SLO & Error Budget

SLI — Service Level Indicator

The actual measurement used to judge reliability. Must be a ratio: good events / total events.

Common SLIs:

SLI	Formula
Availability	`uptime / total_time`
Success rate	`non-5xx requests / all requests`
Latency	`requests under threshold / all requests`

Computed as: avg_over_time(up[28d]) × 100

The reliability target you commit to. Example: "99.9% of requests return a successful response over a rolling 28-day window."

Set in sre.yaml per service:

services:
  - name: api
    slo_target: 99.5

SLOs should reflect user pain, not engineering perfection.
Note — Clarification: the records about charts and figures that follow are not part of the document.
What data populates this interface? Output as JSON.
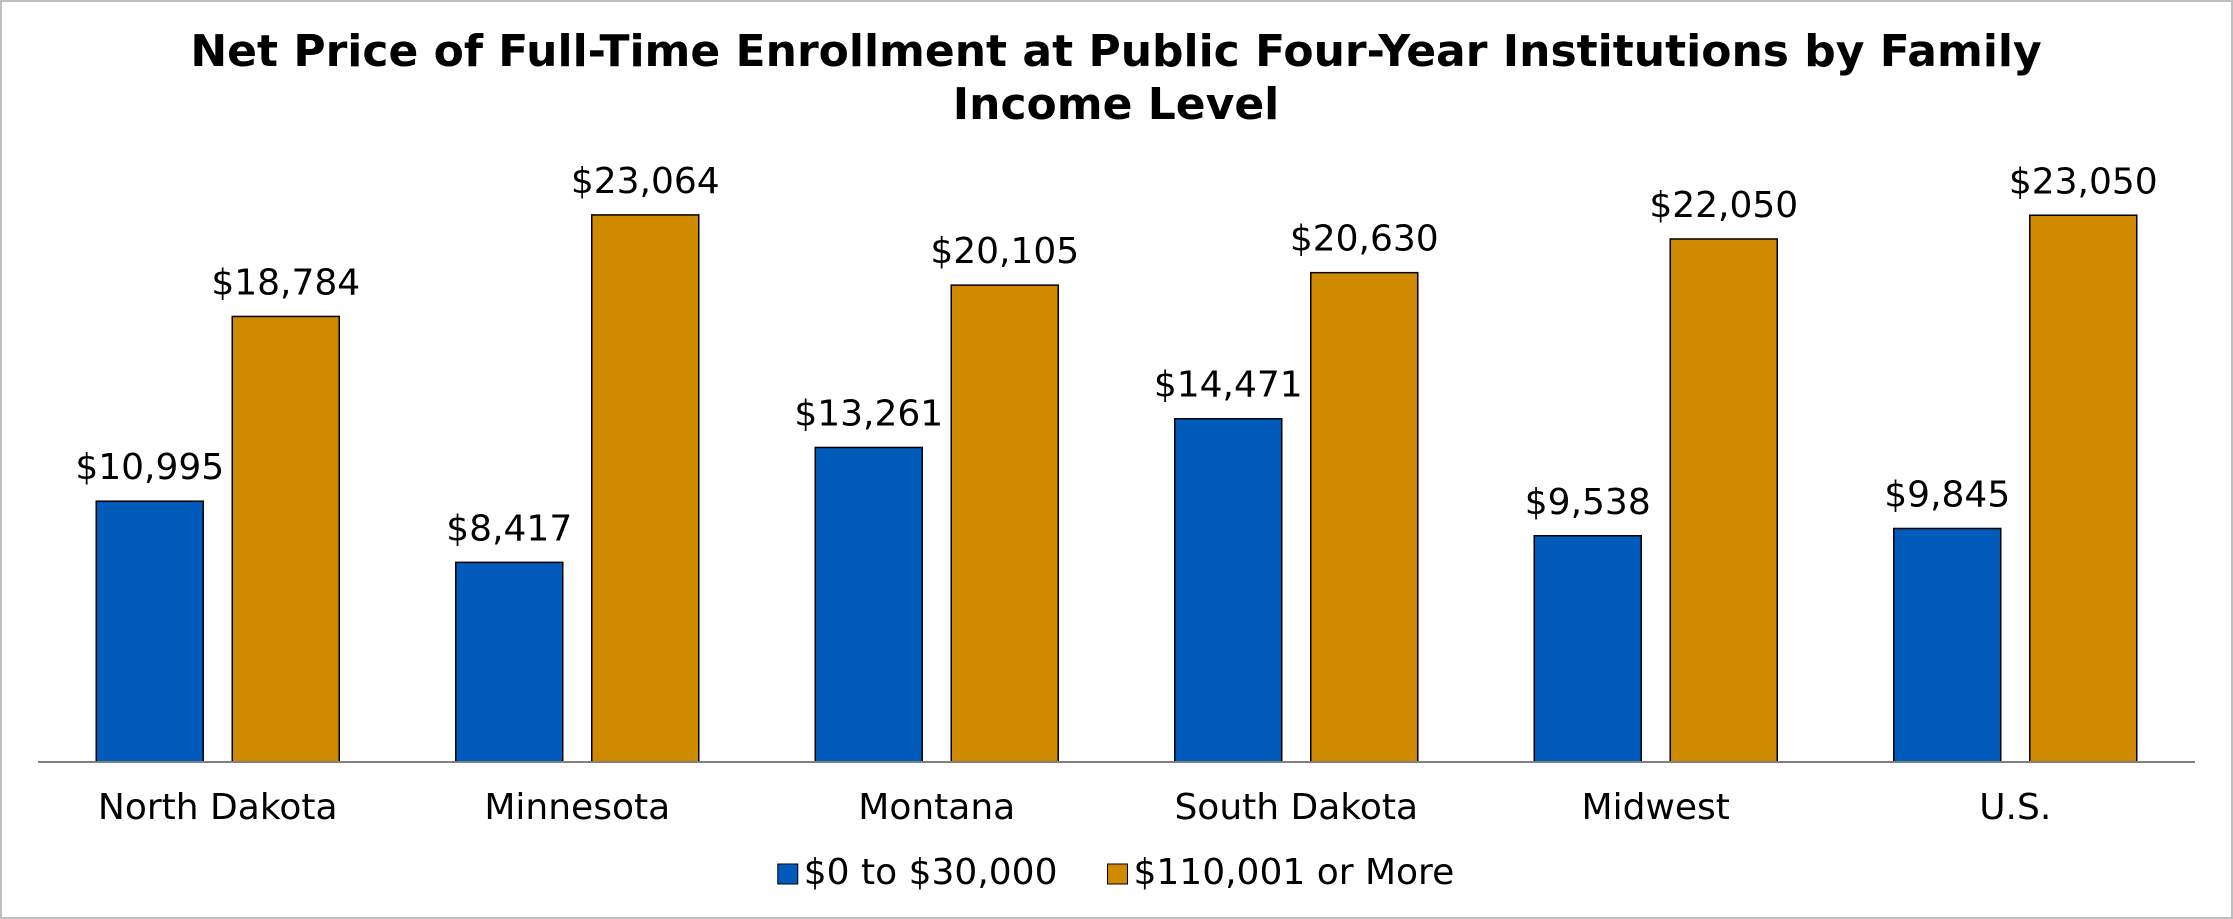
{
  "chart_data": {
    "type": "bar",
    "title": "Net Price of Full-Time Enrollment at Public Four-Year Institutions by Family Income Level",
    "categories": [
      "North Dakota",
      "Minnesota",
      "Montana",
      "South Dakota",
      "Midwest",
      "U.S."
    ],
    "series": [
      {
        "name": "$0 to $30,000",
        "color": "#005bbb",
        "values": [
          10995,
          8417,
          13261,
          14471,
          9538,
          9845
        ],
        "value_labels": [
          "$10,995",
          "$8,417",
          "$13,261",
          "$14,471",
          "$9,538",
          "$9,845"
        ]
      },
      {
        "name": "$110,001 or More",
        "color": "#d08a00",
        "values": [
          18784,
          23064,
          20105,
          20630,
          22050,
          23050
        ],
        "value_labels": [
          "$18,784",
          "$23,064",
          "$20,105",
          "$20,630",
          "$22,050",
          "$23,050"
        ]
      }
    ],
    "ylim": [
      0,
      25000
    ],
    "legend": "bottom"
  }
}
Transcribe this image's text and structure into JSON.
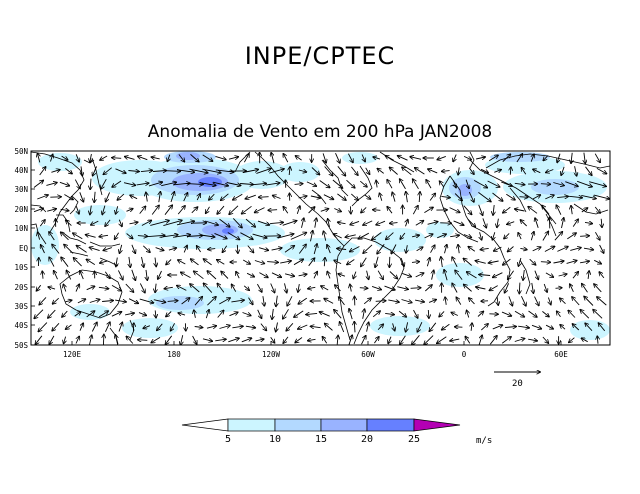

An SLO of 100% leaves no room to deploy, experiment, or absorb infrastructure noise.

Mean SLI attainment across all services — a fleet-wide health number useful for a status page or executive summary.

Allowed downtime or errors before breaching the SLO target.

If SLO = 99.9%, error budget = 0.1% of the window:

28 days = 40 minutes of allowed downtime
Error budget is the fuel for engineering risk: deploy, experiment, migrate, upgrade.

budget    = 100 - slo_target
burned    = max(0, 100 - sli)
remaining = (1 - burned / budget) × 100%

How fast you're consuming error budget relative to the pace that would exhaust it at window end.

Burn rate	Meaning
1	On track to exactly use the budget by day 28
> 1	Will exhaust budget early — action needed
> 2	Recommended: pause non-critical deploys

Short-window burn rates (1h, 6h) catch fast-moving incidents earlier than the 28d window.

burn_rate  = error_rate / budget_rate
error_rate = (100 - sli_pct) / 100
budget_rate = budget_pct / 100